Par courriel de réponse, en date du 30 janvier 2020, le syndic lui a confirmé les informations relayées par M. [T] auprès des copropriétaires dans son courriel du 03 janvier 2020 et ce dernier lui a alors demandé de préciser de toute urgence les travaux restant à accomplir, le calendrier envisagé, les sommes nécessaires pour y parvenir et les éventuels fonds manquants pour financer cette réalisation.

Par courriel en date du 02 juin 2020, réitéré le 08 juin et 11 juin 2020, M. [T] a une nouvelle fois interrogé le syndic sur le calendrier prévisionnel envisagé pour la réalisation des travaux dans le hall de l'immeuble et sur la date de délibéré de l'instance concernant les consorts [R].

Le 11 juin 2020, le syndic lui a communiqué le délibéré dans l'affaire opposant la copropriété aux consorts [R] et l'a informé ne pas être en mesure de relancer les travaux du hall en raison de la balance des copropriétaires présentant un solde débiteur de 174 805,71 euros.
Par courriel du 12 juin 2020, il lui a indiqué que des mises en demeure allaient être très prochainement adressées aux copropriétaires débiteurs.

Par courriel en date du 09 juillet 2020, il a demandé au syndic d'informer les copropriétaires de l'état d'avancement des travaux et du recouvrement des charges auprès des copropriétaires débiteurs ainsi que de celui du lancement de la procédure contre les consorts [R], demande réitérée le 16 juillet 2020 en ces termes « si je pouvais avoir des réponses aux questions posées, sans avoir à vous relancer 1 semaine après à chaque fois, cela serait fort appréciable. »
Décision du 22 mars 2024
8ème chambre 3ème section
N° RG 21/09709 - N° Portalis 352J-W-B7F-CU4J4

Ces demandes insistantes ont également été relayées par d'autres copropriétaires.
Mme [X] a ainsi indiqué au syndic, dans un courriel du 16 juillet 2020 :
« j'appuie la demande de M. [T].
Compte tenu de l'absence de travaux depuis presqu'un an maintenant, l'immeuble s'en trouve une fois de plus dégradé.

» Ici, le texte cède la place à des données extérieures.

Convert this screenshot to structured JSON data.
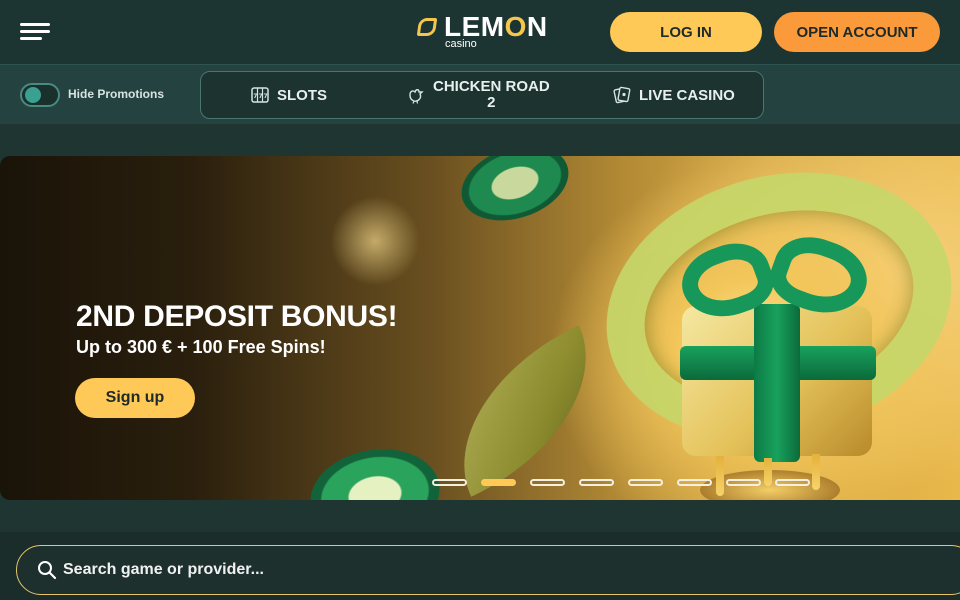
{
  "header": {
    "logo_text": "LEMON",
    "logo_sub": "casino",
    "login_label": "LOG IN",
    "open_account_label": "OPEN ACCOUNT"
  },
  "subnav": {
    "toggle_label": "Hide Promotions",
    "toggle_on": true,
    "items": [
      {
        "label": "SLOTS",
        "icon": "slot-machine-icon"
      },
      {
        "label_line1": "CHICKEN ROAD",
        "label_line2": "2",
        "icon": "chicken-icon"
      },
      {
        "label": "LIVE CASINO",
        "icon": "cards-icon"
      }
    ]
  },
  "banner": {
    "title": "2ND DEPOSIT BONUS!",
    "subtitle": "Up to 300 € + 100 Free Spins!",
    "cta_label": "Sign up",
    "slides_total": 8,
    "active_slide": 2
  },
  "search": {
    "placeholder": "Search game or provider...",
    "icon": "search-icon"
  },
  "colors": {
    "accent_yellow": "#ffc957",
    "accent_orange": "#fa9a3a",
    "background": "#1f3532"
  }
}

Je signale d'ailleurs une importante fuite d'eau dans les parties communes dans le petit cagibi fermé au deuxième étage, qui infiltre le plafond et laisse une énorme flaque d'eau au premier étage. C'est extrêmement dangereux et j'ai moi-même évité de justesse une chute importante.
Pouvez-vous svp intervenir urgemment et revenir vers nous quant aux questions évoquées par Monsieur [T] à savoir :
-l'état d'avancement des travaux/le recouvrement des charges auprès des copropriétaire débiteurs et
-l'état d'avancement de la procédure contre les consorts [R] ?
Merci par avance de vos réponses et de votre diligence quant à la fuite signalée. »

M. [Y] a, pour sa part, dans un courriel adressé à M [T] le 17 juillet 2020, indiqué : « comme vous je m'afflige de la très étrange manière de communiquer de notre syndic. Je ne m'explique pas non plus son total manque de diligence » et mentionné l'opportunité de changer de syndic lors de la tenue de la prochaine assemblée générale prévue en septembre 2020.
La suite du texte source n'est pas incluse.